Function terms: best for pure computations with no internal state (e.g., reading entity/sensor values, simple rewards).
Class terms: best when you need caching / cross-step statistics / preprocessing (e.g., pre-resolving pattern→tensor mappings, tracking peak heights, maintaining EMAs).
You can see typical examples in velocity rewards:
feet_swing_height and variable_posture are class terms (path: src/mjlab/tasks/velocity/mdp/rewards.py).
3) Manager: assemble terms + own lifecycle#
Each manager does two things:
Assemble cfg dict/list into callable terms in
_prepare_terms(including resolution and buffer allocation)Schedule terms in
compute/reset
Core mechanism: SceneEntityCfg “late binding” + automatic class-term instantiation#
SceneEntityCfg: why it exists#
When you write in cfg:
SceneEntityCfg("robot", joint_names=(".*",))
you are effectively saying: “use all joints of the entity named robot in the scene”.

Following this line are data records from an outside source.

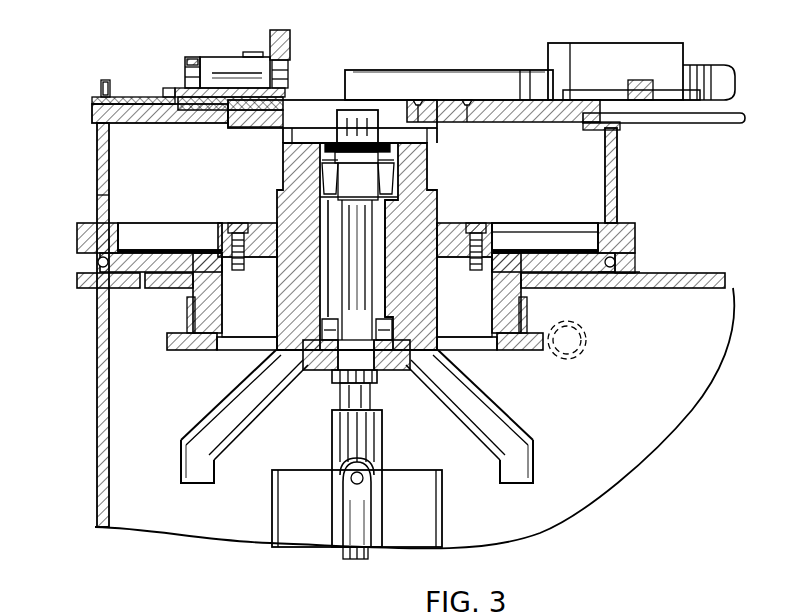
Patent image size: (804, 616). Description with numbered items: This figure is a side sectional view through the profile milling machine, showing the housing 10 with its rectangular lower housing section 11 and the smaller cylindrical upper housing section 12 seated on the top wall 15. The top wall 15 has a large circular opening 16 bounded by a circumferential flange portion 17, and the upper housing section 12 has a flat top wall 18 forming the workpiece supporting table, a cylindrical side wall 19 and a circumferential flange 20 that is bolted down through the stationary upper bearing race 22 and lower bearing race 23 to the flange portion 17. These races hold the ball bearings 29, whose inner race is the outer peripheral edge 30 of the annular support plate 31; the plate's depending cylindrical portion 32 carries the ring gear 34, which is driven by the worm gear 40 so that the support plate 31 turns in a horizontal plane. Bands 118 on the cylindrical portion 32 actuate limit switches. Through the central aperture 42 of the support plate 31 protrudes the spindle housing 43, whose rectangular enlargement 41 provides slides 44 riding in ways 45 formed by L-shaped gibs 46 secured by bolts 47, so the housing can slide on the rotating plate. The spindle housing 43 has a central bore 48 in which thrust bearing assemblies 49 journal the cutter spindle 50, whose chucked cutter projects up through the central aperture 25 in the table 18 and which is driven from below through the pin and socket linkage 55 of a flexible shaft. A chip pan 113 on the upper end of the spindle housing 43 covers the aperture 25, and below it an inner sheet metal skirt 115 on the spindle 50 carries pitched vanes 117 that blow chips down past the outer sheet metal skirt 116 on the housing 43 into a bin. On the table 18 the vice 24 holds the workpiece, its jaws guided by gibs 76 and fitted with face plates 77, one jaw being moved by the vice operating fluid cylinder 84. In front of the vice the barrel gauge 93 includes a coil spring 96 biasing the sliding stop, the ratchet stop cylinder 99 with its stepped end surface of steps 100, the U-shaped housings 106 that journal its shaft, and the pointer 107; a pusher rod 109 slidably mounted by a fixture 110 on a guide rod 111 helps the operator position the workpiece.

The housing 10 is at (70, 156).
The lower housing section 11 is at (97, 412).
The upper housing section 12 is at (97, 200).
The top wall 15 is at (719, 281).
The large circular opening 16 is at (160, 284).
The circumferential flange portion 17 is at (87, 284).
The flat top wall 18 is at (137, 104).
The cylindrical side wall 19 is at (97, 162).
The circumferential flange 20 is at (628, 238).
The upper bearing race 22 is at (630, 260).
The lower bearing race 23 is at (640, 268).
The vice 24 is at (395, 68).
The central aperture 25 is at (300, 118).
The ball bearings 29 is at (98, 264).
The outer peripheral edge 30 is at (96, 249).
The annular support plate 31 is at (153, 258).
The depending cylindrical portion 32 is at (211, 341).
The ring gear 34 is at (168, 345).
The worm gear 40 is at (588, 343).
The rectangular enlargement 41 is at (268, 236).
The central aperture 42 is at (445, 248).
The spindle housing 43 is at (420, 198).
The slides 44 is at (478, 228).
The ways 45 is at (238, 233).
The L-shaped gibs 46 is at (521, 234).
The bolts 47 is at (233, 226).
The central bore 48 is at (380, 295).
The thrust bearing assemblies 49 is at (396, 178).
The cutter spindle 50 is at (357, 118).
The pin and socket linkage 55 is at (360, 518).
The gibs 76 is at (346, 74).
The face plate 77 is at (448, 82).
The vice operating fluid cylinder 84 is at (679, 66).
The barrel gauge 93 is at (163, 62).
The coil spring 96 is at (211, 110).
The ratchet stop cylinder 99 is at (252, 53).
The steps 100 is at (221, 57).
The U-shaped housings 106 is at (192, 57).
The pointer 107 is at (291, 42).
The pusher rod 109 is at (592, 92).
The fixture 110 is at (637, 84).
The guide rod 111 is at (721, 122).
The chip pan 113 is at (293, 160).
The inner sheet metal skirt 115 is at (501, 486).
The outer sheet metal skirt 116 is at (206, 424).
The vanes 117 is at (258, 391).
The bands 118 is at (187, 322).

But at cfg construction time, there is no scene/model yet, so names cannot be resolved into indices. mjlab therefore uses late binding: resolve names after env init, when the scene/model exist.
Path: src/mjlab/managers/scene_entity_config.py
# file: src/mjlab/managers/scene_entity_config.py
@dataclass
class SceneEntityCfg:
name: str
joint_names: str | tuple[str, ...] | None = None
joint_ids: list[int] | slice = field(default_factory=lambda: slice(None))
# ... body/geom/site/actuator similar ...
def resolve(self, scene: Scene) -> None:
entity = scene[self.name]
# For each field: keep names <-> ids consistent, and optimize “select all” to slice(None)
...
ManagerBase._resolve_common_term_cfg: two key actions#
Path: src/mjlab/managers/manager_base.py
# file: src/mjlab/managers/manager_base.py
def _resolve_common_term_cfg(self, term_name: str, term_cfg: ManagerTermBaseCfg):
# 1) Automatically resolve SceneEntityCfg that appears in params
for value in term_cfg.params.values():
if isinstance(value, SceneEntityCfg):
value.resolve(self._env.scene)
# 2) If func is a class, auto-instantiate it into a callable object (inject cfg + env)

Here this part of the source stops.